As many Mainers question the appropriateness of a year-long state of emergency, in which a sole political official holds the power to unilaterally alter laws, rules, or regulations, with minimal public input, legislators have been equally frustrated.
On Monday, the Committee on State and Local Government will hear a dozen bills to reform portions of Maine’s emergency powers law.
Currently, Maine law allows the governor to extend an emergency declaration every 30 days, absent a vote from both house and senate to terminate it. The Legislature may step in at any time, but the last year has shown us that politics will inevitably play a role. So, with one-party rule in Augusta, a state of emergency, and the expansive executive power that comes with it, continue in perpetuity.
Maine Policy Institute is offering testimony in support of all of these bills, and has helped hundreds of Mainers voice their support as well.
The batch of bills being heard Monday present many paths to substantially reforming the process. Many would require the governor seek legislative approval in order to extend emergencies. LD 14, sponsored by Sen. Pouliot of Augusta would require a two-thirds vote to extend an emergency every 30 days.
LD 980, sponsored by Rep. Sampson of Alfred, would shorten the initial window for unilateral executive emergency power from 30 days to 7 days. After that, “all emergency powers revert to the Legislature” which may extend it every 30 days with a two-thirds vote or terminate it with majority vote.
LD 1039, sponsored by Sen. Keim of Oxford would require a majority vote by the Legislature to continue an emergency every 30 days, but would also allow legislators to nullify specific emergency orders with a two-thirds vote, something that is not possible today.
Today, the governor retains emergency powers 30 days after the official state of emergency is terminated. LD 1019, sponsored by Rep. Bradstreet of Vassalboro, would require that orders issued by the governor automatically end after 30 days, or when the state of emergency ends. Mainers should not be subject to one-person rule for longer than absolutely necessary.
Other bills would better define the scope of emergency authority, like Sen.

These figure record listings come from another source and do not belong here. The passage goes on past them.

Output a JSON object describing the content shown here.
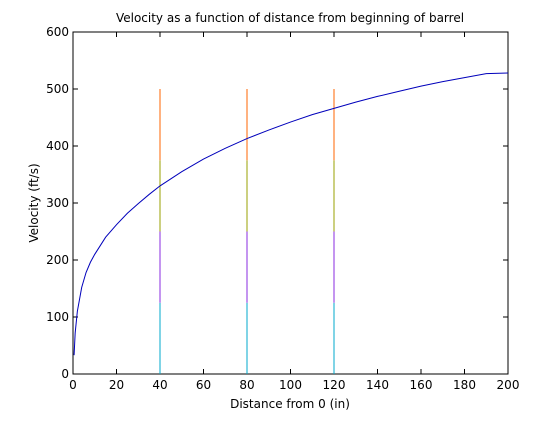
{
  "chart_data": {
    "type": "line",
    "title": "Velocity as a function of distance from beginning of barrel",
    "xlabel": "Distance from 0 (in)",
    "ylabel": "Velocity (ft/s)",
    "xlim": [
      0,
      200
    ],
    "ylim": [
      0,
      600
    ],
    "xticks": [
      0,
      20,
      40,
      60,
      80,
      100,
      120,
      140,
      160,
      180,
      200
    ],
    "yticks": [
      0,
      100,
      200,
      300,
      400,
      500,
      600
    ],
    "grid": false,
    "legend": "none",
    "series": [
      {
        "color": "#0000bb",
        "x": [
          0.5,
          1,
          2,
          4,
          6,
          8,
          10,
          15,
          20,
          25,
          30,
          35,
          40,
          50,
          60,
          70,
          80,
          90,
          100,
          110,
          120,
          130,
          140,
          150,
          160,
          170,
          180,
          190,
          200
        ],
        "y": [
          33,
          72,
          110,
          152,
          178,
          196,
          210,
          240,
          262,
          282,
          299,
          315,
          330,
          355,
          377,
          396,
          413,
          428,
          442,
          455,
          466,
          477,
          487,
          496,
          505,
          513,
          520,
          527,
          528
        ]
      }
    ],
    "vertical_markers": [
      {
        "x": 40,
        "y_range": [
          0,
          500
        ],
        "colors": [
          "#00aacc",
          "#8a2be2",
          "#9aa000",
          "#ff6600"
        ]
      },
      {
        "x": 80,
        "y_range": [
          0,
          500
        ],
        "colors": [
          "#00aacc",
          "#8a2be2",
          "#9aa000",
          "#ff6600"
        ]
      },
      {
        "x": 120,
        "y_range": [
          0,
          500
        ],
        "colors": [
          "#00aacc",
          "#8a2be2",
          "#9aa000",
          "#ff6600"
        ]
      }
    ]
  }
}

Keim’s LD 955, which would require that emergency orders be “narrowly tailored to serve a compelling health or safety purpose” if restricting constitutional rights, also known as the judicial standard of “strict scrutiny.” LD 955 would also require courts to quickly review challenges to emergency orders. LD 980 contains these provisions as well.
The process for declaring an emergency should be clear and consistent, no matter the current political makeup. By requiring periodic legislative approval, as many of these bills propose, the law would require legislators and the governor to convene in public, lay out the facts, and develop a consensus for governing in an extended emergency situation. It is crucial that this authority be vested primarily with the people’s body.
LD 131, sponsored by Rep. Dillingham of Oxford and LD 628, sponsored by Rep. Carmichael of Greenbush, would require a higher threshold of legislative approval for orders that treat businesses, nonprofits, houses of worship, and other private entities unequally. Rep. Dillingham’s bill would also require that declared emergencies be the smallest political subdivision of the state as possible to respond to the emergency, and orders mandating the closure of businesses, civic or religious organizations would require an affirmative vote of the Legislative Council.
None of these bills would take away the governor’s power to act quickly in situations where time is short; they all maintain an initial window under which the governor may declare an emergency and act to manage it. All but two of the bills would take effect 90 days after enactment, likely beyond the scope of the current emergency.
Maine’s emergency powers law exists to allow the governor to respond to an imminent threat. It’s meant to be used sparingly, and should not allow one person to control all of state government for a year or more. These commonsense bills simply require involvement and oversight of the executive branch by the legislative branch, as demanded by the separation of powers and co-equal branches of government.
Should a governor be able to deem himself or herself fit to exercise near-absolute power for any period of time after that window? Governing by consensus should resume as quickly as possible, once an imminent threat is better understood or otherwise neutralized. The legislature — the people’s body — should always be an equal player in this process.